The Indira Gandhi Rashtriya Manav Sangrahalaya as a part of its educational activities is organising a three-day National Seminar on ‘Ethnographic Museums in India: Contributions, Representations and Future possibilities’ from July 28 to 30, 2019 at Rock Art Conferences Hall, IGRMS.
This three-day seminar will be inaugurated on Sunday at 10 am. The scholars from various museums of the country are participating in this national seminar.

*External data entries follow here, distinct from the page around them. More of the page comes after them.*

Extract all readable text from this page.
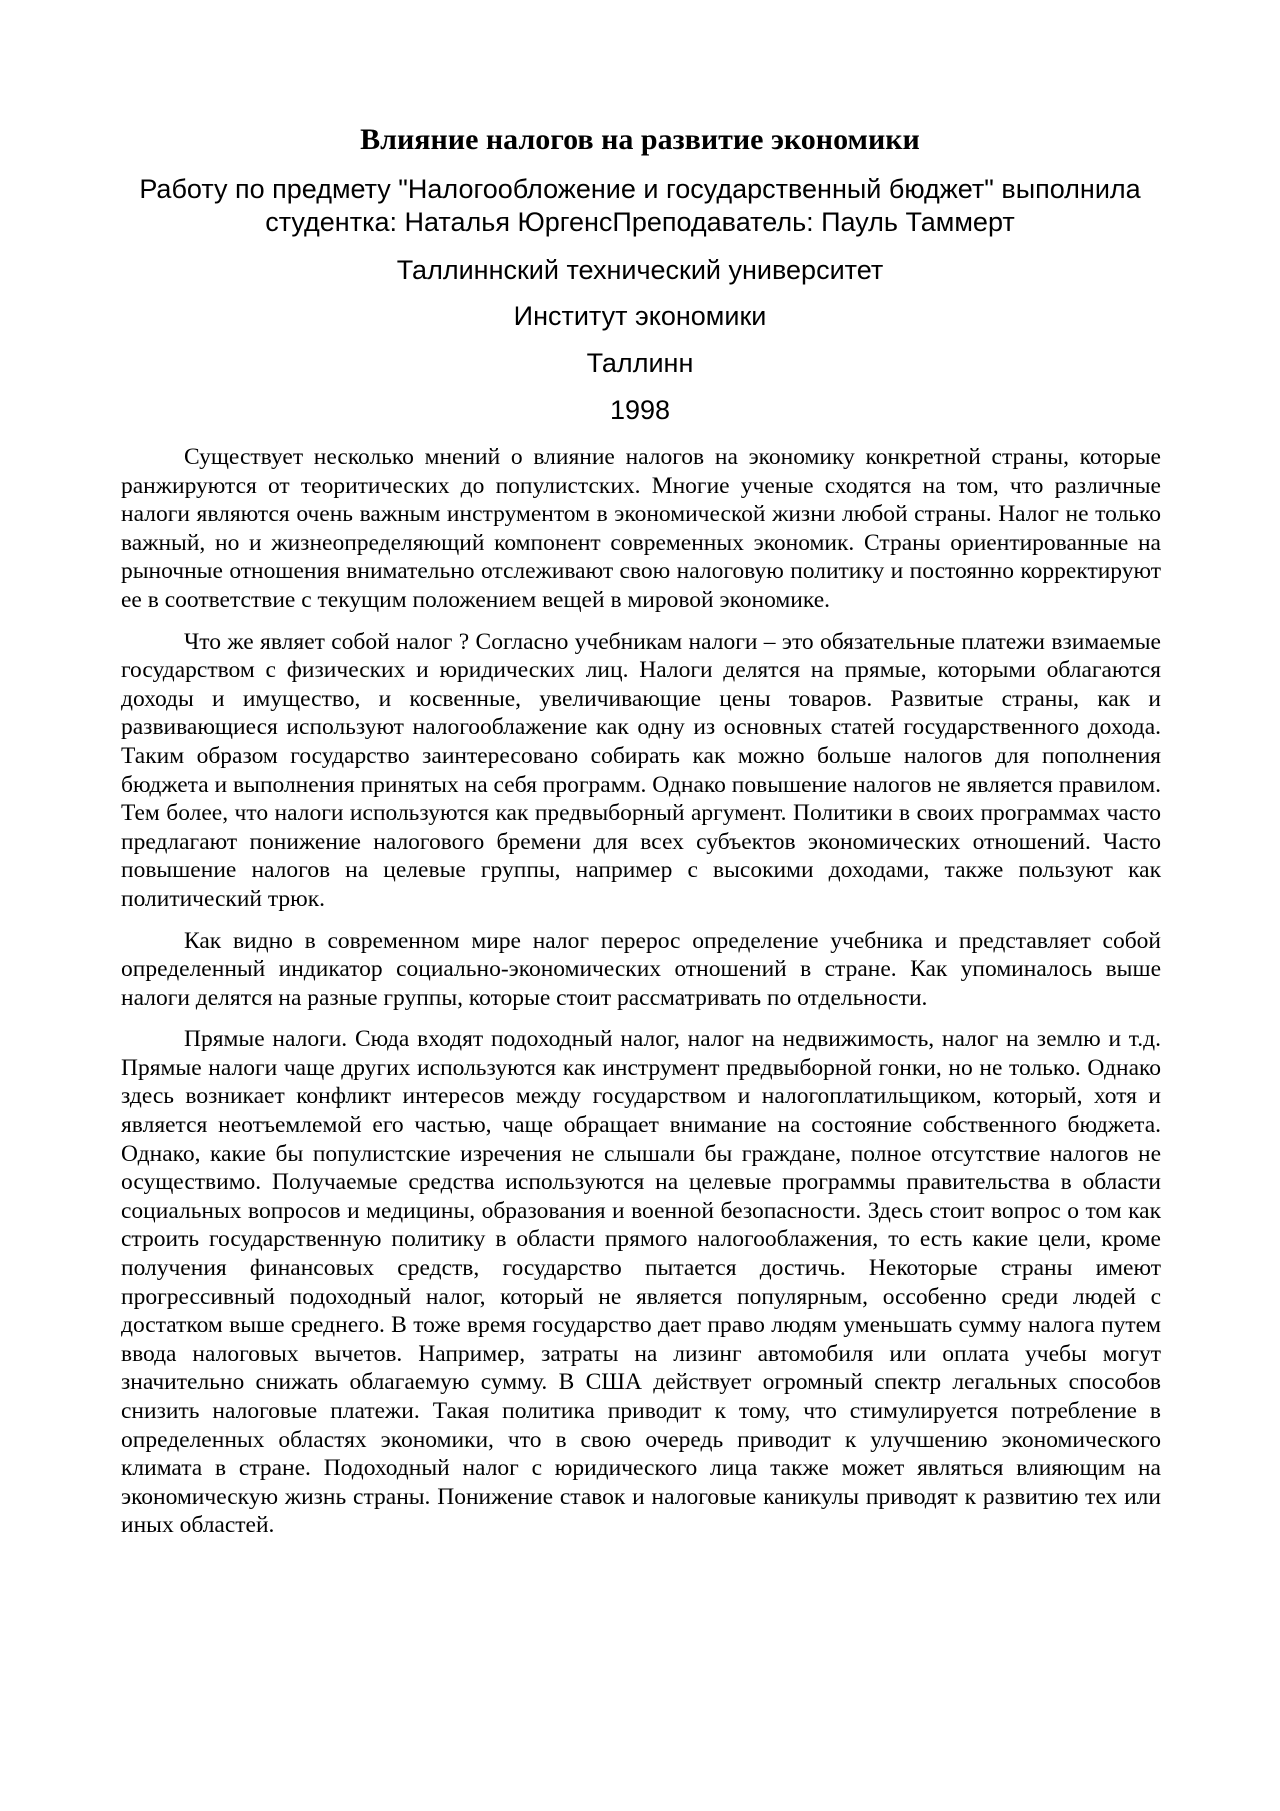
Влияние налогов на развитие экономики
Работу по предмету "Налогообложение и государственный бюджет" выполнила студентка: Наталья ЮргенсПреподаватель: Пауль Таммерт
Таллиннский технический университет
Институт экономики
Таллинн
1998

Существует несколько мнений о влияние налогов на экономику конкретной страны, которые ранжируются от теоритических до популистских. Многие ученые сходятся на том, что различные налоги являются очень важным инструментом в экономической жизни любой страны. Налог не только важный, но и жизнеопределяющий компонент современных экономик. Страны ориентированные на рыночные отношения внимательно отслеживают свою налоговую политику и постоянно корректируют ее в соответствие с текущим положением вещей в мировой экономике.

Что же являет собой налог ? Согласно учебникам налоги – это обязательные платежи взимаемые государством с физических и юридических лиц. Налоги делятся на прямые, которыми облагаются доходы и имущество, и косвенные, увеличивающие цены товаров. Развитые страны, как и развивающиеся используют налогооблажение как одну из основных статей государственного дохода. Таким образом государство заинтересовано собирать как можно больше налогов для пополнения бюджета и выполнения принятых на себя программ. Однако повышение налогов не является правилом. Тем более, что налоги используются как предвыборный аргумент. Политики в своих программах часто предлагают понижение налогового бремени для всех субъектов экономических отношений. Часто повышение налогов на целевые группы, например с высокими доходами, также пользуют как политический трюк.

Как видно в современном мире налог перерос определение учебника и представляет собой определенный индикатор социально-экономических отношений в стране. Как упоминалось выше налоги делятся на разные группы, которые стоит рассматривать по отдельности.

Прямые налоги. Сюда входят подоходный налог, налог на недвижимость, налог на землю и т.д. Прямые налоги чаще других используются как инструмент предвыборной гонки, но не только. Однако здесь возникает конфликт интересов между государством и налогоплатильщиком, который, хотя и является неотъемлемой его частью, чаще обращает внимание на состояние собственного бюджета. Однако, какие бы популистские изречения не слышали бы граждане, полное отсутствие налогов не осуществимо. Получаемые средства используются на целевые программы правительства в области социальных вопросов и медицины, образования и военной безопасности. Здесь стоит вопрос о том как строить государственную политику в области прямого налогооблажения, то есть какие цели, кроме получения финансовых средств, государство пытается достичь. Некоторые страны имеют прогрессивный подоходный налог, который не является популярным, оссобенно среди людей с достатком выше среднего. В тоже время государство дает право людям уменьшать сумму налога путем ввода налоговых вычетов. Например, затраты на лизинг автомобиля или оплата учебы могут значительно снижать облагаемую сумму. В США действует огромный спектр легальных способов снизить налоговые платежи. Такая политика приводит к тому, что стимулируется потребление в определенных областях экономики, что в свою очередь приводит к улучшению экономического климата в стране. Подоходный налог с юридического лица также может являться влияющим на экономическую жизнь страны. Понижение ставок и налоговые каникулы приводят к развитию тех или иных областей.
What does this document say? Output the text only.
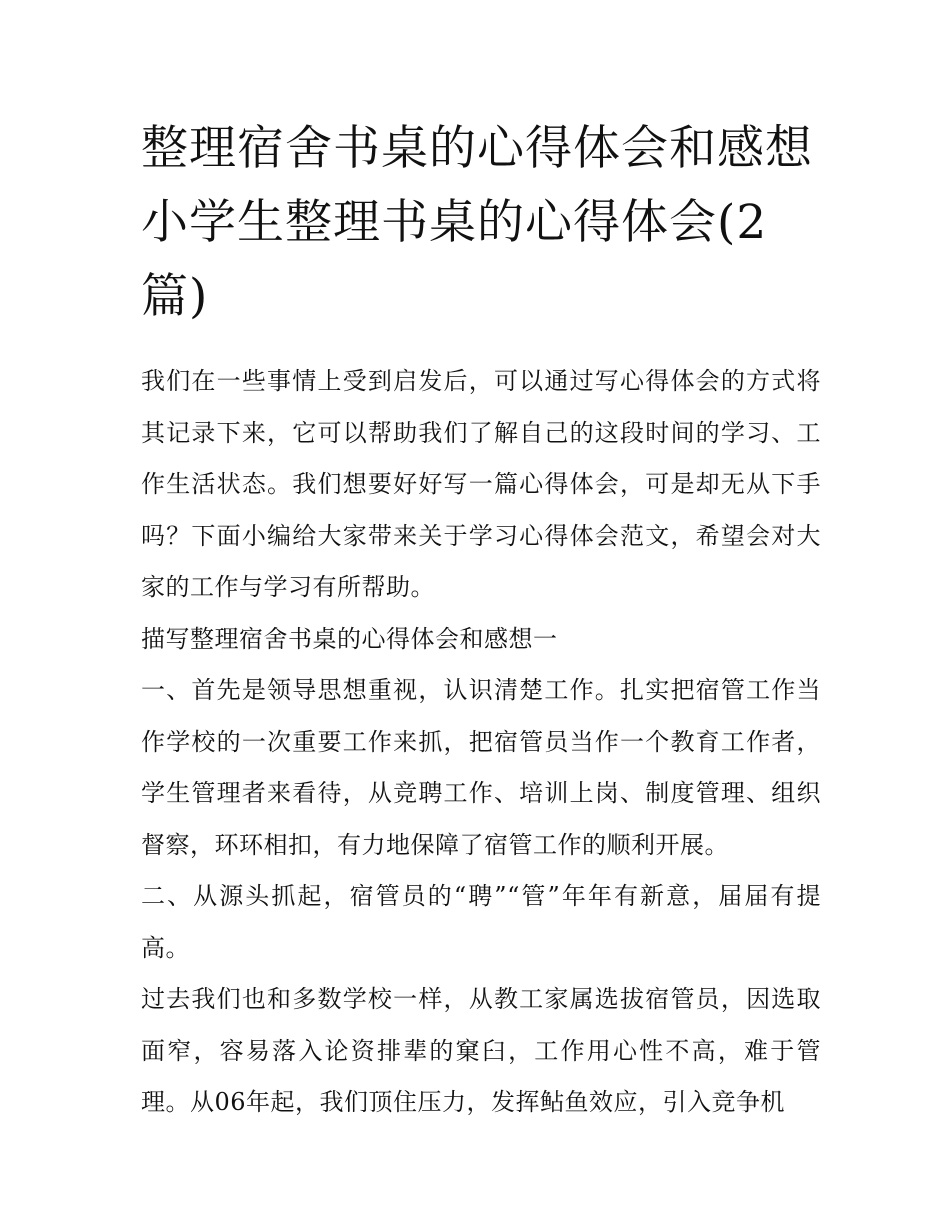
整理宿舍书桌的心得体会和感想 小学生整理书桌的心得体会(2篇)

我们在一些事情上受到启发后，可以通过写心得体会的方式将其记录下来，它可以帮助我们了解自己的这段时间的学习、工作生活状态。我们想要好好写一篇心得体会，可是却无从下手吗？下面小编给大家带来关于学习心得体会范文，希望会对大家的工作与学习有所帮助。

描写整理宿舍书桌的心得体会和感想一

一、首先是领导思想重视，认识清楚工作。扎实把宿管工作当作学校的一次重要工作来抓，把宿管员当作一个教育工作者，学生管理者来看待，从竞聘工作、培训上岗、制度管理、组织督察，环环相扣，有力地保障了宿管工作的顺利开展。

二、从源头抓起，宿管员的“聘”“管”年年有新意，届届有提高。

过去我们也和多数学校一样，从教工家属选拔宿管员，因选取面窄，容易落入论资排辈的窠臼，工作用心性不高，难于管理。从06年起，我们顶住压力，发挥鲇鱼效应，引入竞争机
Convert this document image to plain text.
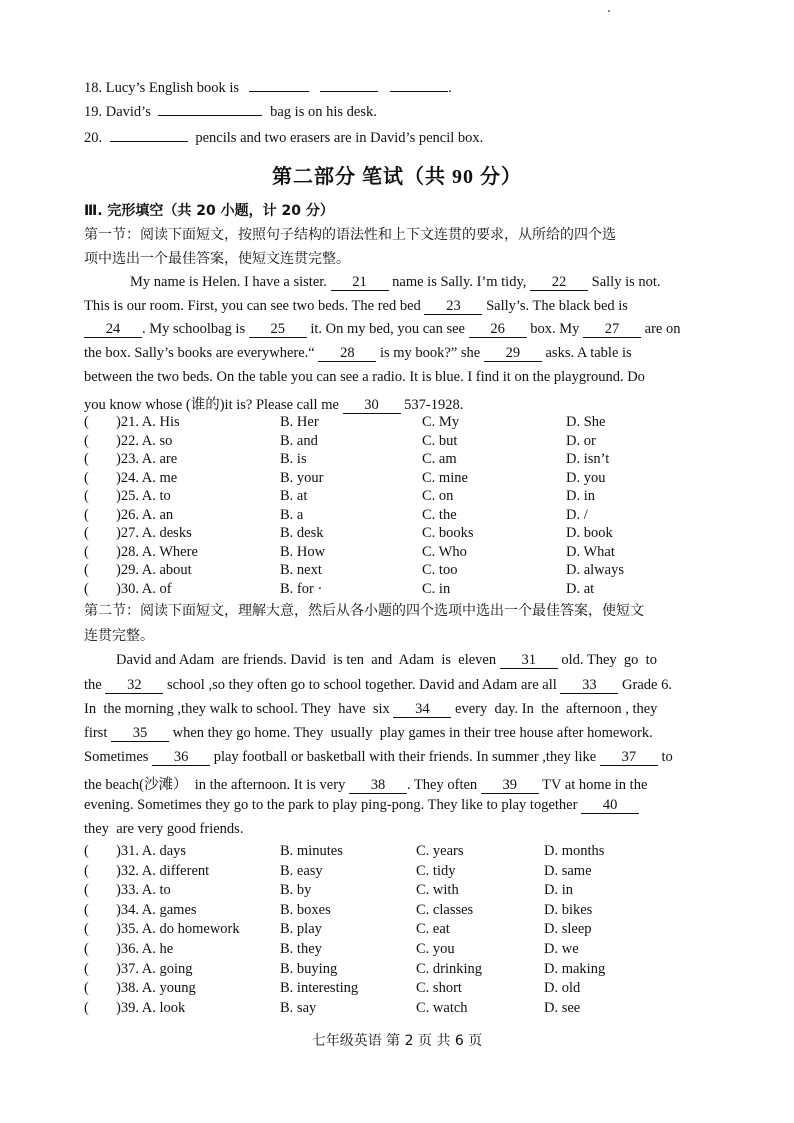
18. Lucy’s English book is	.
19. David’s	bag is on his desk.
20.	pencils and two erasers are in David’s pencil box.
第二部分 笔试（共 90 分）
Ⅲ. 完形填空（共 20 小题，计 20 分）
第一节：阅读下面短文，按照句子结构的语法性和上下文连贯的要求，从所给的四个选
项中选出一个最佳答案，使短文连贯完整。
My name is Helen. I have a sister. 21 name is Sally. I’m tidy, 22 Sally is not.
This is our room. First, you can see two beds. The red bed 23 Sally’s. The black bed is
24 . My schoolbag is 25 it. On my bed, you can see 26 box. My 27 are on
the box. Sally’s books are everywhere.“ 28 is my book?” she 29 asks. A table is
between the two beds. On the table you can see a radio. It is blue. I find it on the playground. Do
you know whose (谁的)it is? Please call me 30 537-1928.
( )21. A. His	B. Her	C. My	D. She
( )22. A. so	B. and	C. but	D. or
( )23. A. are	B. is	C. am	D. isn’t
( )24. A. me	B. your	C. mine	D. you
( )25. A. to	B. at	C. on	D. in
( )26. A. an	B. a	C. the	D. /
( )27. A. desks	B. desk	C. books	D. book
( )28. A. Where	B. How	C. Who	D. What
( )29. A. about	B. next	C. too	D. always
( )30. A. of	B. for ·	C. in	D. at
第二节：阅读下面短文，理解大意，然后从各小题的四个选项中选出一个最佳答案，使短文
连贯完整。
David and Adam  are friends. David  is ten  and  Adam  is  eleven 31 old. They  go  to
the 32 school ,so they often go to school together. David and Adam are all 33 Grade 6.
In  the morning ,they walk to school. They  have  six 34 every  day. In  the  afternoon , they
first 35 when they go home. They  usually  play games in their tree house after homework.
Sometimes 36 play football or basketball with their friends. In summer ,they like 37 to
the beach(沙滩）  in the afternoon. It is very 38 . They often 39 TV at home in the
evening. Sometimes they go to the park to play ping-pong. They like to play together 40
they  are very good friends.
( )31. A. days	B. minutes	C. years	D. months
( )32. A. different	B. easy	C. tidy	D. same
( )33. A. to	B. by	C. with	D. in
( )34. A. games	B. boxes	C. classes	D. bikes
( )35. A. do homework	B. play	C. eat	D. sleep
( )36. A. he	B. they	C. you	D. we
( )37. A. going	B. buying	C. drinking	D. making
( )38. A. young	B. interesting	C. short	D. old
( )39. A. look	B. say	C. watch	D. see
七年级英语 第 2 页 共 6 页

Indira Gandhi Rashtiya Manav Sangrahalaya is organising a photo exhibition ‘Island Cultures of India’ at Rock Art Heritage indoor exhibition hall.
The present Photo Exhibition explores diverse cultural ecology in the islands of Loktak Lake of Manipur.
N Sakmacha Singh, Museum Associate, IGRMS told about this exhibition.
The Loktak Lake (meaning end of the stream), pulses with life, stretching to about 500 sq. km during the rains and roughly half that in the dry months of February and March.
It is famous for the floating biomass islands or phumdis, a rich source of vegetation that have supported humans and animals for decades.
In the heart of the lake is the largest phumdi, the 40sq. km Keibul Lamjao National Park, home to the endangered brown-antlered deer, the sangai, whose habitat is under threat just as the islands are.
This is rich in biological diversity and plays an important role in the ecological and economic security of the region.
Loktak and its related wetlands constitute habitat for a vast variety of biological life forms ranging from the smallest microorganisms to larger vertebrates including humans.
The lake was recognized as a Ramsar site of international importance in 1990.